Why did the Great Divergence/Industrial Revolution happen during the Little Ice Age?

by Ego73

From the fact that it was the strongest climatic shift during the Holocene, one can only be skeptical that it was all coincidence

IconicJester

I'm not sure why the default position here should be to accept that somehow the little ice age had a causal effect on industrialisation.

For one thing, there is no obvious underlying theory; how does a variable-but-persistent cooling in the centuries preceding the industrial revolution lead to technological change? One might theorise from things like the demand for heating fuels and the exhaustion of wood supplies, or some kind of relative productivity effect with agriculture. But this would be a very vague set of speculations, not a solid theory of the industrial revolution.

For another, the chronology is not a very close fit. The little ice age (presuming its existence) lasted for centuries, beginning around 1400. The classic dates of the industrial revolution are over three hundred years later, right at the end of the LIA. Why would a downturn in the weather take over three centuries to trigger an industrial revolution? If it is only the rough chronological concurrence of the two events, why focus on those two events, and not the innumerable other factors?

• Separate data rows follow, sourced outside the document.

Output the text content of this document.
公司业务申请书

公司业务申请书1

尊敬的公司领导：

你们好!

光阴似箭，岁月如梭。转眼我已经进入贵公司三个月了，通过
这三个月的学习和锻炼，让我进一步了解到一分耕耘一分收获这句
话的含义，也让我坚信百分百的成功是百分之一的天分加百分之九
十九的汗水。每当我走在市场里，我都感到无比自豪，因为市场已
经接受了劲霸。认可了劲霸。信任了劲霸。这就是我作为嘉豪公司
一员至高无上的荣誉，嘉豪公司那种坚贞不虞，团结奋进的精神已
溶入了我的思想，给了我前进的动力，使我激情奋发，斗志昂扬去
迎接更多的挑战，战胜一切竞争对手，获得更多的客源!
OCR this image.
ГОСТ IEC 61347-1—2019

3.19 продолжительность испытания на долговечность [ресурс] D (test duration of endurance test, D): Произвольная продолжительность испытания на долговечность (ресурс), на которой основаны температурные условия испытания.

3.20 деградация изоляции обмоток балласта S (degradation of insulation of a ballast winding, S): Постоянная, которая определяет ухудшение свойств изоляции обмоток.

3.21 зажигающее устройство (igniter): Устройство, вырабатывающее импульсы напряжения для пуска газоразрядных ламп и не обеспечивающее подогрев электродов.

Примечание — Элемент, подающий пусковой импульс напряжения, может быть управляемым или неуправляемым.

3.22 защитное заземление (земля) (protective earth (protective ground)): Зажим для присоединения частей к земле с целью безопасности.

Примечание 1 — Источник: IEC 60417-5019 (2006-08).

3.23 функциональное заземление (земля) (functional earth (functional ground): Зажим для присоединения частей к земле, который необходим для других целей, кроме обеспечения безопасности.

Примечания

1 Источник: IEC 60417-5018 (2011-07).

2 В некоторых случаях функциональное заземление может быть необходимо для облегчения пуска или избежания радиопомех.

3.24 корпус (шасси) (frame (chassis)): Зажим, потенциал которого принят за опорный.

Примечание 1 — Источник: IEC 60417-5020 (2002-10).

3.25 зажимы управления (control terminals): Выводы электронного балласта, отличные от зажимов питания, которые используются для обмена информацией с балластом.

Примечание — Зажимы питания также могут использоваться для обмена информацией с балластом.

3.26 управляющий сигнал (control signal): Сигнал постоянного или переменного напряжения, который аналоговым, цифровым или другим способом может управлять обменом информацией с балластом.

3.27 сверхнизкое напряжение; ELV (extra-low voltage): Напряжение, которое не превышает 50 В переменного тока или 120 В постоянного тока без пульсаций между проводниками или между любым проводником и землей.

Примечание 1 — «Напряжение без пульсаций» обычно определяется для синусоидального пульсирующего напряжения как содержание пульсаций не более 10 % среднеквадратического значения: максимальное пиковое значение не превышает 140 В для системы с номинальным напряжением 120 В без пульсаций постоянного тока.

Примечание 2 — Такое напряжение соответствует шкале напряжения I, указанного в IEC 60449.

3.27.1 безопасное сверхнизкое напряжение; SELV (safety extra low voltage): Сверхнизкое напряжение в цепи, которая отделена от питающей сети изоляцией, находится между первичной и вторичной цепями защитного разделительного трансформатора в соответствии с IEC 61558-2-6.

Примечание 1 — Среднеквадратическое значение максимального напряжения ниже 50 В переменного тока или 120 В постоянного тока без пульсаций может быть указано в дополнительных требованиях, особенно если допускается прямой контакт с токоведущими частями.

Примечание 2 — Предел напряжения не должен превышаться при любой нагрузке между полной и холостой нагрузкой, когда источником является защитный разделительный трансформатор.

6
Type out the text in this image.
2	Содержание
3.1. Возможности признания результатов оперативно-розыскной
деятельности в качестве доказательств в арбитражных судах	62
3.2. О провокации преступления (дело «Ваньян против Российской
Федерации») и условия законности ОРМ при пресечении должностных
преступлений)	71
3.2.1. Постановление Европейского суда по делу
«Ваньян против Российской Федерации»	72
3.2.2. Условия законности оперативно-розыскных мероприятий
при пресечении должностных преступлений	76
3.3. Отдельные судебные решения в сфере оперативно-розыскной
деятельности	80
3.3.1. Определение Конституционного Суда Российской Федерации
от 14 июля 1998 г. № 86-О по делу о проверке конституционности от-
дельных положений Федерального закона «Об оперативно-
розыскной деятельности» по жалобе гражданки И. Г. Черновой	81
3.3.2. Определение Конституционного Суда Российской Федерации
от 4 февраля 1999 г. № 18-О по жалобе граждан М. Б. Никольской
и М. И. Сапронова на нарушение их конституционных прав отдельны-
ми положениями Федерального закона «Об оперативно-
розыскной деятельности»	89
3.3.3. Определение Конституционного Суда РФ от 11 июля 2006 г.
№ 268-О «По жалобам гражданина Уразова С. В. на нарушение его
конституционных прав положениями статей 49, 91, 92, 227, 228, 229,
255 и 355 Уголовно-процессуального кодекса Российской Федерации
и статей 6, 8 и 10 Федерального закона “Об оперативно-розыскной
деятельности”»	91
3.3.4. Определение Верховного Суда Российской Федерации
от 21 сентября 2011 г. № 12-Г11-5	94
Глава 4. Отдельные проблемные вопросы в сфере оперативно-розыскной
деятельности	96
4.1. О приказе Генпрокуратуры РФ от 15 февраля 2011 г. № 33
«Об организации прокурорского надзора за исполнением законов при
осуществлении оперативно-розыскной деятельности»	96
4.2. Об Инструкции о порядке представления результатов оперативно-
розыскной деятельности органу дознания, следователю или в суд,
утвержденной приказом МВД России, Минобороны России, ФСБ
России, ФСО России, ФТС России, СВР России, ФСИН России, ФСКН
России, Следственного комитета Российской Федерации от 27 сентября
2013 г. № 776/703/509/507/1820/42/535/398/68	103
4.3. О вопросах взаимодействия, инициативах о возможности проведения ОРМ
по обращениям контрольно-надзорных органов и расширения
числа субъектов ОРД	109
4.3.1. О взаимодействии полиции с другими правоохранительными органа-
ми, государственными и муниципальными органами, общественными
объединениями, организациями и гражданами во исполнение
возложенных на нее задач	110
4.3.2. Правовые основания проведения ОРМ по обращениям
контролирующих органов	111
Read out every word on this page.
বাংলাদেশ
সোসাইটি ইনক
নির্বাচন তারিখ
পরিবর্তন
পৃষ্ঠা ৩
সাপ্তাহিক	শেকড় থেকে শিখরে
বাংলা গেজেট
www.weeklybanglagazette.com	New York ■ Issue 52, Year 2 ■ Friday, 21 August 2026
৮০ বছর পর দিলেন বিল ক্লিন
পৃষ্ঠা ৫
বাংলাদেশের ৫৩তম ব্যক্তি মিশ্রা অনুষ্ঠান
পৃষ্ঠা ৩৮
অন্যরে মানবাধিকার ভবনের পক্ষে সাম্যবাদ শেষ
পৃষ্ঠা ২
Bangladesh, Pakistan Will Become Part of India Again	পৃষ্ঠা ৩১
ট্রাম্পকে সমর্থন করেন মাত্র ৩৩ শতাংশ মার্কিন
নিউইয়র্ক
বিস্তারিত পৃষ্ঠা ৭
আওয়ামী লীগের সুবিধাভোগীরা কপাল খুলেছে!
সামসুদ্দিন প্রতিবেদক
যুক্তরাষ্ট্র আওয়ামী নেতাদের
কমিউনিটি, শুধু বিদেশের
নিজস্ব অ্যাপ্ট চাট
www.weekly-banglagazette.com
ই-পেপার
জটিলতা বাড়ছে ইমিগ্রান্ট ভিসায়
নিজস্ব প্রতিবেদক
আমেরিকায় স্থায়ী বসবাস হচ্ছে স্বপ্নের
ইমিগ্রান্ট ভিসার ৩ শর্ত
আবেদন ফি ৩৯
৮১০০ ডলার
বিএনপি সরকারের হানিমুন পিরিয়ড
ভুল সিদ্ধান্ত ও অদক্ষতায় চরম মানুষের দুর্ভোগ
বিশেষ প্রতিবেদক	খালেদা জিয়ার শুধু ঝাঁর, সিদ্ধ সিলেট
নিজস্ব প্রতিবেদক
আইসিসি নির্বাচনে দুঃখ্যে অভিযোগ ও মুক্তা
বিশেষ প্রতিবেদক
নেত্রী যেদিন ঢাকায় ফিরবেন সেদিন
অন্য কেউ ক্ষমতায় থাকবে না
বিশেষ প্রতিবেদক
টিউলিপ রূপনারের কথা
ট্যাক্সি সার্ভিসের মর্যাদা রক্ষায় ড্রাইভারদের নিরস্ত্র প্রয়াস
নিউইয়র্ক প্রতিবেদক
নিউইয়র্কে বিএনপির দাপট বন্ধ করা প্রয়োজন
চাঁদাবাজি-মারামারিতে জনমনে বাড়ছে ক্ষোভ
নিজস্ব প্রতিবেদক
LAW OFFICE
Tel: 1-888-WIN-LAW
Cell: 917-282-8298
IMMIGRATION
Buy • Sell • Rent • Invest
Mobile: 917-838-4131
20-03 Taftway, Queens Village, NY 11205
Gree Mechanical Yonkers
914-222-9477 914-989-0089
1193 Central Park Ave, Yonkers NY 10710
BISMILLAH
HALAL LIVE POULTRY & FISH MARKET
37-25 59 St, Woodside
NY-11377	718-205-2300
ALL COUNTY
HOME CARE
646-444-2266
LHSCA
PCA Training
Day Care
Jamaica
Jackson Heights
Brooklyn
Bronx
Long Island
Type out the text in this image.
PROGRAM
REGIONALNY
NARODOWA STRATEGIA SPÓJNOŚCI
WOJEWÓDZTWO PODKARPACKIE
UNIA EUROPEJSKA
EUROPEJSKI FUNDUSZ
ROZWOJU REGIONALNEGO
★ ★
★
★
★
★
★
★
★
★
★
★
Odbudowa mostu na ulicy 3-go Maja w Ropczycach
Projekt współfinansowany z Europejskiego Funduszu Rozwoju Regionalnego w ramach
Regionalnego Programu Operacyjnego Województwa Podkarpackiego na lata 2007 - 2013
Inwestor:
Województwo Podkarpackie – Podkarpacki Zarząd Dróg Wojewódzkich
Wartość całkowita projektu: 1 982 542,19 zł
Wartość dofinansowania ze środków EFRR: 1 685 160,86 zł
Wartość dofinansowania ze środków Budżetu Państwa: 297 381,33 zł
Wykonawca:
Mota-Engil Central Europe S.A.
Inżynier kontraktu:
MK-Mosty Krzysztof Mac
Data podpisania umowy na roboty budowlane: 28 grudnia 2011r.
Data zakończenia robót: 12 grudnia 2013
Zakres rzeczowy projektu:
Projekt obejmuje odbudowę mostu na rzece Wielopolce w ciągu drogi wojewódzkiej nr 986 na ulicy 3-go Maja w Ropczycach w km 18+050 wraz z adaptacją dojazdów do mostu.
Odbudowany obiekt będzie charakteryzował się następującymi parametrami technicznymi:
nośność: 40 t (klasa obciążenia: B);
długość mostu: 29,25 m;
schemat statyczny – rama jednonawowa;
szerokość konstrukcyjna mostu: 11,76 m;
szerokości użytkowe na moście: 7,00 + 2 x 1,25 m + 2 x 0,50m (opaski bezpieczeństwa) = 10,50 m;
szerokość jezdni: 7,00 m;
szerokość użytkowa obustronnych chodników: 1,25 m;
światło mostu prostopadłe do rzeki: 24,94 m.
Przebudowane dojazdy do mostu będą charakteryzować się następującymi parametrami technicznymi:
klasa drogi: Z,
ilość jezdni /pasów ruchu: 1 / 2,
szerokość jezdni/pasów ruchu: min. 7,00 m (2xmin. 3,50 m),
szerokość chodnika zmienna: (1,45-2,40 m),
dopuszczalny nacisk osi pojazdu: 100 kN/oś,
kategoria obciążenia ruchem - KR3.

There is a general literature on the "general crisis of the seventeenth century," a supposed synchronisation of upheaval across Eurasia, and there is a book by Geoffrey Parker, Global Crisis: War, Climate Change and Catastrophe in the Seventeenth Century, that posits that the LIA played a causal role in this process. (I have not read the book, though I did see Jan de Vries discuss it in substantial detail, as in his review here.) Some of these events, perhaps the ones centred around the North Atlantic (the English Civil War(s), the Dutch Revolt, The Thirty Years' War, the Glorious Revolution, etc...) might have had some kind of effect on the industrial revolution. Certainly there are theories that suggest some of these events had an effect on the IR, like North and Weingast's famous paper on the fiscal effects of the Glorious Revolution. But this is a theory requiring at least two dominoes, where climate change leads to political upheaval, and that political upheaval leads to the industrial revolution.

There has been some debate about to what extent the LIA is real, or relevant. Cormac O Grada and Morgan Kelly rather boldly suggested that the whole notion of the LIA was nothing more than a statistical artefact of smoothing (the Slutsky effect, where smoothed random numbers create illusory "cycles" out of white noise). They had a back-and-forth with Sam White and with Büntgen and Hellmann in the Journal of Interdisciplinary History. A more recent econometric analysis by Damette et al. using Markov switching methods seems to suggest that there is a discernible cooling pattern above and beyond the Slutsky effect illusions suggested by O Grada and Kelly.

I'm not sure I quite grasp whose views are correct; I understand the basics of how the temperature proxy data sets are constructed, and the idea of a Slutsky pattern. The Maunder Minimum is clearly a real solar phenomenon, though it does not start the (assumed) LIA. And the North Atlantic Oscillation pattern clearly can cause climactic variation. But the econometrics of the more detailed analyses rapidly go above my pay grade. For whatever it's worth, I currently believe this is a real phenomenon, but that the effect is subtle and extremely variable by year and region, and therefore almost impossible to use for causal attribution. Perhaps this might work for things like "cold weather reduced crop yields," but "cold weather caused the industrial revolution" seems well beyond our ability to discern.